Таким образом, ни красноречия, ни времени я не жалел, на оттенки не скупился, был найден милым ребенком – хм… – и гильотина была великодушно заменена званием пожизненного – весьма двусмысленное слово – гостя, то есть правом, а скорее самой строгой обязанностью, бывать когда угодно, то есть всегда. В итоге мы с женой были приглашены – к чему откладывать – на небольшой вечер уже в самом недалеком будущем. На наш счет тоже была сказана пара слов.

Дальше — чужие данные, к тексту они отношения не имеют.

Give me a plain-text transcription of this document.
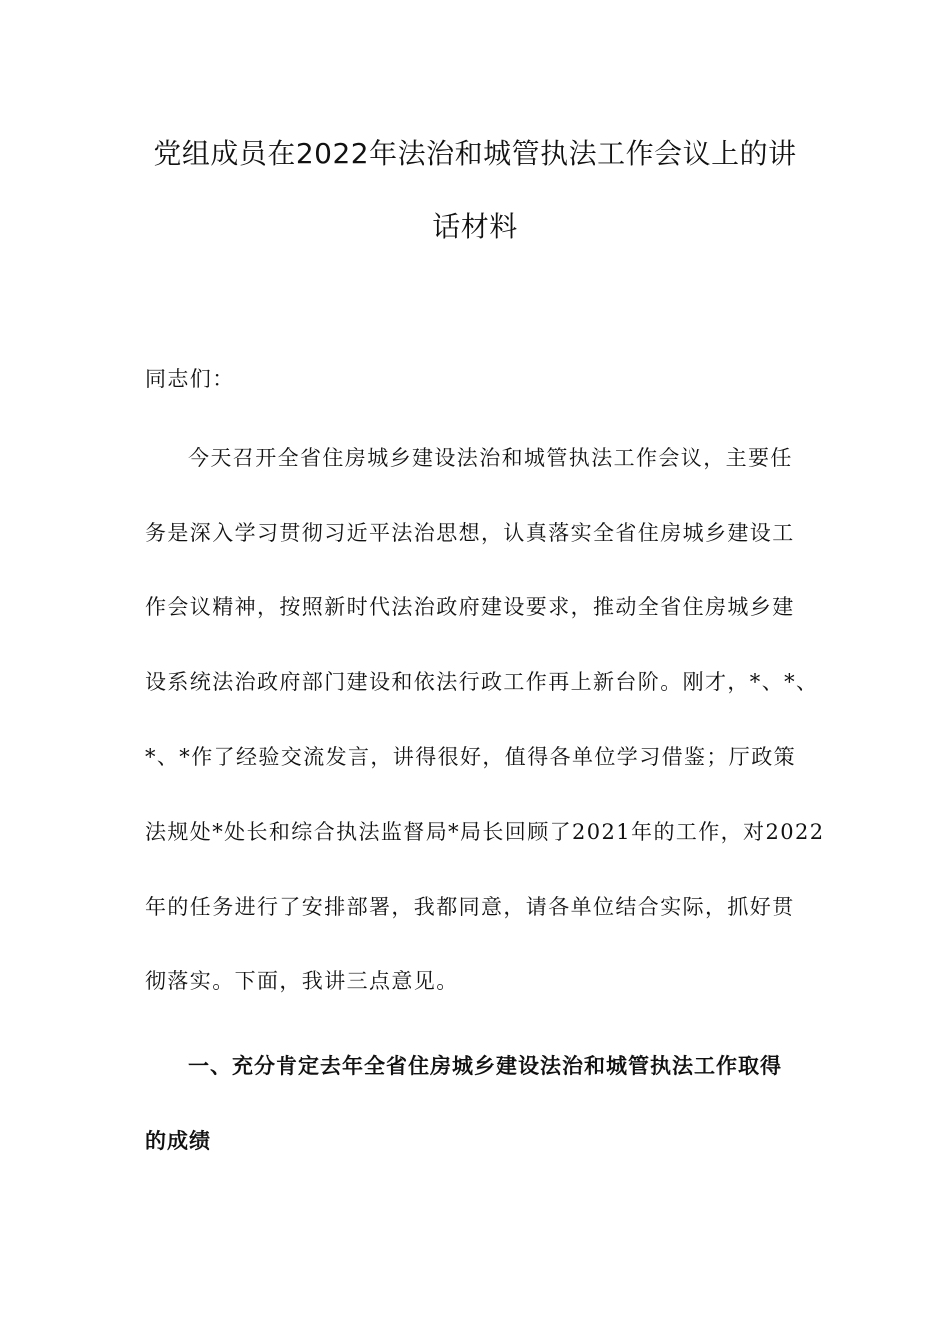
党组成员在2022年法治和城管执法工作会议上的讲
话材料
同志们：
今天召开全省住房城乡建设法治和城管执法工作会议，主要任
务是深入学习贯彻习近平法治思想，认真落实全省住房城乡建设工
作会议精神，按照新时代法治政府建设要求，推动全省住房城乡建
设系统法治政府部门建设和依法行政工作再上新台阶。刚才，*、*、
*、*作了经验交流发言，讲得很好，值得各单位学习借鉴；厅政策
法规处*处长和综合执法监督局*局长回顾了2021年的工作，对2022
年的任务进行了安排部署，我都同意，请各单位结合实际，抓好贯
彻落实。下面，我讲三点意见。
一、充分肯定去年全省住房城乡建设法治和城管执法工作取得
的成绩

– Уж вы покажите, покажите мне свое сокровище, – грозила мне пальцем Вера Николаевна, но сразу взяла строгий тон: – Отчего же, я помню Сурневых, очень помню генерала самого, супругу его хуже… Признаться, я слышала кое-что об этой истории, да, мой мальчик, свет зол, зол, однако здесь у нас курортные правила, условности снимаются легко… Чувство – это, конечно, главное, я тоже была молода, тоже любила, ах, как это мне знакомо… И отчего так повелось, не пойму, что не бывает совсем легкой любви? Наверное потому, что это высшее блаженство, и оно никому не дается даром. Это немалая смелость – любить. Ибо в любое мгновенье можно потерять это дорогое.
– Да? – несколько глуповато спросил я.
– О, – отвечала она то ли грустно, то ли лукаво и теми же самыми словами, какими несколько минут назад я сам глумился над ней, – это очень может быть.
– Вот и я, – продолжила Вера Николаевна, – сижу здесь в этой чужой стране, в этом черном платье, в окружении этих, – она повела плечом, как будто поежилась от холода, – господ, ха-ха-ха, овечек христовых, словно ворона. А всё от невозможности самой… Кстати, так им и говорю: и без меня не пропадете, а то всё дай да дай. Хитры они, канальи, вот хоть картезианцы – эти придумали из каких-то горных трав делать настойку, и ведь нельзя сказать, чтобы была плоха. Теперь под именем «Chartreuse» везде подают. Прибыли имеют баснословные, а вот же поди – сколько их из Гренобля у меня перебывало. Ну, да я не М-те Svetchine, плутишек различаю. Но боже мой, как тут всё шагнуло вперед по сравнению с нами, и в смысле торговли, и в смысле промышленности вообще, – покачала она головой. – Ах, к чему я это вам говорю. Вы сами все разглядите.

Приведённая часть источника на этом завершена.